When we got word of the trade last night, the YESNetwork.com team was abuzz, with text messages flowing and a conference call on how to properly address the situation – which, as you likely have seen by now, included great analyses of the deal by both Jack Curry and Joe Auriemma, photos and videos of Ichiro’s first day as a Bomber, and a piece by Jon Lane on Brian Cashman’s stealth success.
We are, of course, all baseball enthusiasts (to put it lightly), so after a few ideas were thrown out and a handful of “man, Cashman did it again!” sentiments were exchanged, one of us asked the million dollar question: What number is Ichiro going to wear?
Even in Yankees lore, it was a valid question. After all, Ichiro has been synonymous with No. 51, the jersey he has worn since coming to Seattle in 2001…but in the Bronx, that number is synonymous with another former batting champion outfielder.
One can’t help but remember the fans’ furor in 2008 when LaTroy Hawkins came to the Yankees and was issued No. 21, which had been out of circulation since Paul O’Neill retired. Hawkins didn’t understand the vitriol at first, but switched his number as soon as he was fully aware of why fans found No. 21 sacred.
That said, while O’Neill and Bernie Williams are both in the same pantheon of beloved Yankees of the “’90s Dynasty” era…well, with all due respect to Mr. Hawkins and his great credentials, there’s a big difference between LaTroy and Ichiro.
Mr. Suzuki is, as Joe Auriemma posited in his piece, one of the few people on the planet who can get away with going by one name.

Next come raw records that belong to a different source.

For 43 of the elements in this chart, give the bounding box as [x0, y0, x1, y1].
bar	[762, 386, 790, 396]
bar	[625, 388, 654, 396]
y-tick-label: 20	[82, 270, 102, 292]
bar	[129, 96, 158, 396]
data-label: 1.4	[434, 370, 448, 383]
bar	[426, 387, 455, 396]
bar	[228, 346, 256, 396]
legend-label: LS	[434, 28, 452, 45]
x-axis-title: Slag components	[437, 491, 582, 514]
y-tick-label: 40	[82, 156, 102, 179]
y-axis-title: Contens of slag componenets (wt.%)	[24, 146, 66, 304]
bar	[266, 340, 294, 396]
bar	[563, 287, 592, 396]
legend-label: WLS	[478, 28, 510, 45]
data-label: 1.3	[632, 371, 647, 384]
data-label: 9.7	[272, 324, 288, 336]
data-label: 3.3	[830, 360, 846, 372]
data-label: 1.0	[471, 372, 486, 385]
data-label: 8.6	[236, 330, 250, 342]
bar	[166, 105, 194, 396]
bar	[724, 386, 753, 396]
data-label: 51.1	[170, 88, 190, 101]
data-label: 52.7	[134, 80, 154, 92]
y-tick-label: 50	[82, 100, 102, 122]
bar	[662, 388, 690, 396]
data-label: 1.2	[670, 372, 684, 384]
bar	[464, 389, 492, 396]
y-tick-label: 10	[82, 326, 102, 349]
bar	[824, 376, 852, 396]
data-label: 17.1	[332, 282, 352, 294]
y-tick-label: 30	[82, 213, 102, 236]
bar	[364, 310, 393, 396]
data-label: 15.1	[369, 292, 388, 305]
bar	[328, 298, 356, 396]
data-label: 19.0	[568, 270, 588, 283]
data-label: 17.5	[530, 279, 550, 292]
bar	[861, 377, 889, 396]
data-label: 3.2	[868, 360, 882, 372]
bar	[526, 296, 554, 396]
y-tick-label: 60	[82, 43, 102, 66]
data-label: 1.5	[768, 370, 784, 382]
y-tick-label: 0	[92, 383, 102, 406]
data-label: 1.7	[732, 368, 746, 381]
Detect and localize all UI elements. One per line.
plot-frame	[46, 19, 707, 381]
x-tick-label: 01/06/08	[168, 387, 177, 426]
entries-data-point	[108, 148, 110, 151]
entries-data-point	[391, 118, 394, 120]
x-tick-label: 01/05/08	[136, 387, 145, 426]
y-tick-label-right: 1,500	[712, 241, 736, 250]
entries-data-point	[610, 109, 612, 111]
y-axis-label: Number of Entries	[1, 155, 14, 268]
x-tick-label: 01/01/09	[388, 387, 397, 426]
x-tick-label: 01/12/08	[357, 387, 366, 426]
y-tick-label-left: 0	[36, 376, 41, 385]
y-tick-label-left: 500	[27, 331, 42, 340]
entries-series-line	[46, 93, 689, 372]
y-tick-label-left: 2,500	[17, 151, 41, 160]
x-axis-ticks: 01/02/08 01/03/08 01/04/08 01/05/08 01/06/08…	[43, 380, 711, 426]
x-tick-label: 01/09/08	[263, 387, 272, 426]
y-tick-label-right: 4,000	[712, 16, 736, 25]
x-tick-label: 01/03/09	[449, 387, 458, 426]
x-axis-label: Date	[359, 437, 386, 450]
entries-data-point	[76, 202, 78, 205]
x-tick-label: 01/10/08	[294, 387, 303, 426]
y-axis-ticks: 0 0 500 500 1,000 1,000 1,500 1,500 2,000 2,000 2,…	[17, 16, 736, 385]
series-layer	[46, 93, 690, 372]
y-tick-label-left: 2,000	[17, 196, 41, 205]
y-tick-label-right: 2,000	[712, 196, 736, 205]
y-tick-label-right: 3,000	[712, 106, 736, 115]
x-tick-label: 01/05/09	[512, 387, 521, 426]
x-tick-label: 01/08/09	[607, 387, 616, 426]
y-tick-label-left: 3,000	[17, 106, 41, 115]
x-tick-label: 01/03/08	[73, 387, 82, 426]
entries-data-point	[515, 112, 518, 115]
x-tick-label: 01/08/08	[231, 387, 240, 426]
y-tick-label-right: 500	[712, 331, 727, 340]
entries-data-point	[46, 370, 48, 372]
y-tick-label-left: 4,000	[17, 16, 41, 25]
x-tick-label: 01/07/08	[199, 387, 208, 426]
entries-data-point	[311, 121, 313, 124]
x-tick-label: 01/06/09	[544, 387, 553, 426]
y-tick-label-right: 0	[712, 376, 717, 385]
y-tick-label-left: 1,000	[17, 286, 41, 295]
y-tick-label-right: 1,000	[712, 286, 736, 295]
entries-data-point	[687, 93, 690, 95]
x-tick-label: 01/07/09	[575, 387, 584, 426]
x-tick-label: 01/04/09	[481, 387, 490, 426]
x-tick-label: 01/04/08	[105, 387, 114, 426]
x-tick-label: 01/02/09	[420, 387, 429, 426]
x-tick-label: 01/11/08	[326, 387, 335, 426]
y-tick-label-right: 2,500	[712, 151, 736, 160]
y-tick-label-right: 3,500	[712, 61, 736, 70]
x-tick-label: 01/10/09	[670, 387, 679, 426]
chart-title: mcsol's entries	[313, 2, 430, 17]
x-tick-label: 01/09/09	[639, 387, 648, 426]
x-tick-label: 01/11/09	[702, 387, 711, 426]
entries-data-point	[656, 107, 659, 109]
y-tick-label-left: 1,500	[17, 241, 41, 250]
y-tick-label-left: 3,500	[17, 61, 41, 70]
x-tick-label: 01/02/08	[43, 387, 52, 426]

Only six active Major Leaguers have more MLB hits than Ichiro, and if you add the 1,278 he amassed in Japan, he has a career total of 3,812 – a number that only Ty Cobb and Pete Rose have surpassed in MLB history.
He is the MLB record holder for hits in a single season, has 17 All-Star appearances and Gold Gloves between the U.S. and Japan, and was both the Rookie of the Year and the MVP in the same season – the season he became the first Japanese position player to break into the Majors.
Ichiro is, in a few words, a surefire Hall of Famer (and possibly a first-ballot one)…which, to be fair, isn’t necessarily something you can say about Bernie.
Sure, when it comes to love, numbers don’t always matter, and like No. 21, No. 51 has been out of circulation since Bernie last stepped off the field for the last time in October 2006.
It remains that way, as Ichiro wore No. 31 in his debut for the Bombers, so all we can do is wonder what the reaction might have been if he took his spot in right field donning No. 51 on Monday night.